We weren’t silent as she told us this; each of us knew a piece of this story and wanted to put it in, and some were contradicted by others. Only Once a Day said nothing: but no one expected her to. Rain Day told how there were gossips then too, old women who knew everyone and everything, and who had advice on all matters; but not listened to as carefully as now. Somebody else said that there were locks to every door at first, and every set of rooms was the same in size and shape, but by the time St. Roy led them all away, there were no locked doors, and all the inside of the Co-op had been changed to great and tiny rooms, like Belaire today. Painted Red listened to each of us, and nodded, and folded in what we said with little motions of her head and hands to what she was explaining, seeming not to care how long it took.

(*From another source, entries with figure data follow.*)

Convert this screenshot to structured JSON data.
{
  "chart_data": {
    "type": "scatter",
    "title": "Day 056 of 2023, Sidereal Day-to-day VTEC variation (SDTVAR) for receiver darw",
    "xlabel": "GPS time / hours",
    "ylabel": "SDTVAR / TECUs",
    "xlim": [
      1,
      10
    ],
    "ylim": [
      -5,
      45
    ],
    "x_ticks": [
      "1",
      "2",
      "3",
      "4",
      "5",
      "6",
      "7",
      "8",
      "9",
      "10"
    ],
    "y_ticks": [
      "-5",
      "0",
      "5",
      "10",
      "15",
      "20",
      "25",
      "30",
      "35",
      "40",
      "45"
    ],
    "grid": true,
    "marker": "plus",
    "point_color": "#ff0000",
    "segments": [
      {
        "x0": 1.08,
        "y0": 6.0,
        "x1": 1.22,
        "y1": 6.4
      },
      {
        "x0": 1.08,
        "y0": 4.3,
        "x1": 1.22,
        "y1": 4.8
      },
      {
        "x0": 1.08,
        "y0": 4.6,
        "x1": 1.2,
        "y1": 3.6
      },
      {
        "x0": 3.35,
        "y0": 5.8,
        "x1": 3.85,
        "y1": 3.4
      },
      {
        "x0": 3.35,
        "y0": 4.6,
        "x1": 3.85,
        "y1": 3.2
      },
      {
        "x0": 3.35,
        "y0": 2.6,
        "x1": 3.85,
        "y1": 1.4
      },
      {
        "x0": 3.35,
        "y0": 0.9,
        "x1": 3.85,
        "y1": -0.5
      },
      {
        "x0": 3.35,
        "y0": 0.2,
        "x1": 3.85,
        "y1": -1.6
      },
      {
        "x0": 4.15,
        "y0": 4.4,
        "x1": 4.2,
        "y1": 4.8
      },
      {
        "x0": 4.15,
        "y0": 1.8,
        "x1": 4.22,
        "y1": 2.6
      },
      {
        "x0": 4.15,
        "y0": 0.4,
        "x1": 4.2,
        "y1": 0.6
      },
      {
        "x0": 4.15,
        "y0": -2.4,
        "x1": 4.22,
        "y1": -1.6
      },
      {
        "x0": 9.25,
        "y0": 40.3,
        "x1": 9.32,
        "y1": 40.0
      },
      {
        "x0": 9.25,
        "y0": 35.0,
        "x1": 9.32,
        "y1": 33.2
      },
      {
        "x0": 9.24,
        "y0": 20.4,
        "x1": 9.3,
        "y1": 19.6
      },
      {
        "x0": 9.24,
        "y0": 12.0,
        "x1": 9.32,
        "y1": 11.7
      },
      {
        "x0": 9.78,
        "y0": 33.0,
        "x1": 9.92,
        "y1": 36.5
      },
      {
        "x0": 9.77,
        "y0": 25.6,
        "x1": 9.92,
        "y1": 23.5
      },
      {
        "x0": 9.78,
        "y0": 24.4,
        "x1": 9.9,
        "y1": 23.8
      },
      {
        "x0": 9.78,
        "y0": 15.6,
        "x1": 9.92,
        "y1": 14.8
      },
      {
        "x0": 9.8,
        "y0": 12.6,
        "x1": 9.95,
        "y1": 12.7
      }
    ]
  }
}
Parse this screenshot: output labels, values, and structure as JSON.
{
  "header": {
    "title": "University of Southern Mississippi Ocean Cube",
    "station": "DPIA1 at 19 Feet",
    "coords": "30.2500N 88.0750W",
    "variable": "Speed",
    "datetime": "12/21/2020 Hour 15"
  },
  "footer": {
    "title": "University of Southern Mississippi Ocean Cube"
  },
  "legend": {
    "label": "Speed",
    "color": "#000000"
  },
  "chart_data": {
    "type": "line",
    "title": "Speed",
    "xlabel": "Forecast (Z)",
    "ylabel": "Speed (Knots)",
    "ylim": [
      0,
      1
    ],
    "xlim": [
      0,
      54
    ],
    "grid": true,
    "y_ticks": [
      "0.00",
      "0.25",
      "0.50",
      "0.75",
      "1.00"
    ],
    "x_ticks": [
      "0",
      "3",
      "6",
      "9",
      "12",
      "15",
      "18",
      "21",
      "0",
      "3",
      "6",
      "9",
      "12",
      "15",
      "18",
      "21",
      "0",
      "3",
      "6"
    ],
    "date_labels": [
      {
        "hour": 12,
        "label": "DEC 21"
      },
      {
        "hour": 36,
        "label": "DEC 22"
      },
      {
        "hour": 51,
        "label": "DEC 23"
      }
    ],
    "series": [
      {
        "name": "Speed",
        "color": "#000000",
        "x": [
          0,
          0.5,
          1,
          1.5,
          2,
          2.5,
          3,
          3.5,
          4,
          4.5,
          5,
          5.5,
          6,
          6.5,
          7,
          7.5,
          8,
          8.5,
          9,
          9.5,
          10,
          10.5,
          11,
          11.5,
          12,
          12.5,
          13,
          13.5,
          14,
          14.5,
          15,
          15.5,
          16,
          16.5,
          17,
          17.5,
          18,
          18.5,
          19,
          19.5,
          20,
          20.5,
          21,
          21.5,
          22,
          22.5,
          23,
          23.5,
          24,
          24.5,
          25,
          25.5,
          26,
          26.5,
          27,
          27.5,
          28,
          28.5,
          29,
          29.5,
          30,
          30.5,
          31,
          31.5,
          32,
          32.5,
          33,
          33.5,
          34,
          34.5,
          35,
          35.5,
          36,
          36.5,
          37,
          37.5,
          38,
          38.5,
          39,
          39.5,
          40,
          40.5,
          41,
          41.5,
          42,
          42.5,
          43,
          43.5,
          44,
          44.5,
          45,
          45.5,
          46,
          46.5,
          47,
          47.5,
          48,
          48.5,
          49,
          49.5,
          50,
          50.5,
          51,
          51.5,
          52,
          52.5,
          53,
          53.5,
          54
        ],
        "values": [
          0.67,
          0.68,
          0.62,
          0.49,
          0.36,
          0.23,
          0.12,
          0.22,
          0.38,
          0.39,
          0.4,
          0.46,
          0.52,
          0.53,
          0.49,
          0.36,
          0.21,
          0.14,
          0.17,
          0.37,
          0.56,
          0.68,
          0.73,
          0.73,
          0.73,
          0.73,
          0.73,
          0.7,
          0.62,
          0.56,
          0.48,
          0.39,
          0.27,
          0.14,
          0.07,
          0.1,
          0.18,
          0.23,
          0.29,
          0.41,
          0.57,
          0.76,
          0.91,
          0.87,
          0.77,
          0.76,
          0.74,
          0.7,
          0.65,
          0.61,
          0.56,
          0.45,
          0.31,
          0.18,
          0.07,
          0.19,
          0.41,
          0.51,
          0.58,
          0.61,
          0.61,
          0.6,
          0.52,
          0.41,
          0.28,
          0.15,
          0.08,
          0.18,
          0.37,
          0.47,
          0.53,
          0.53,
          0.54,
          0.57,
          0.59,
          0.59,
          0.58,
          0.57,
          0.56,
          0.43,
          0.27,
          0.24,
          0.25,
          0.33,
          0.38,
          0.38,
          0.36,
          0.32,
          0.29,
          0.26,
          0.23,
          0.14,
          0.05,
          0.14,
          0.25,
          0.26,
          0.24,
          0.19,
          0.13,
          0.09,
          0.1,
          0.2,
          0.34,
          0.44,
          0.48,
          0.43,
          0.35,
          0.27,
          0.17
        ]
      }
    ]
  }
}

“What they learned,” she went on, “was to speak on the phones in such a way that your hearer couldn’t help but understand what you meant, and in such a way that you, speaking, had no choice but to express what you meant. They learned to make speech—transparent, like glass, so that through the words the face is seen truly.

“They said about themselves that they were truthful speakers. In those days people who thought alike were a church. And so they were the Truthful Speakers’ Church.

“The truthful speakers said: We really mean what we say and we say what we really mean. That was a motto. They were also against a lot of things, as churches were; but nobody now can remember what they were.

“The Co-op Great Belaire survived for a long time, raised its children and learned speaking. But of course the day came when first the lights and finally, at last, the phones went off. And Great St. Roy led them out onto Road. And we wandered. That’s when the saints were, who took the speech begun in the Co-op and finished it, when we wandered and while the warren was building, in the stories they told of their lives, which we remember and tell.

“And I have to tell you now: before there was truthful speaking, and you talked on the phones with others, and a confusion resulted, and someone was hurt or two people set against each other, the gossips would say, ‘There must have been a knot in the cord.’ A knot in the cord! That makes me laugh.” And she did laugh, her big liquid laugh, and we laughed with her.

Once a Day wasn’t laughing. She was looking at me, steadily, not curiously; just looking.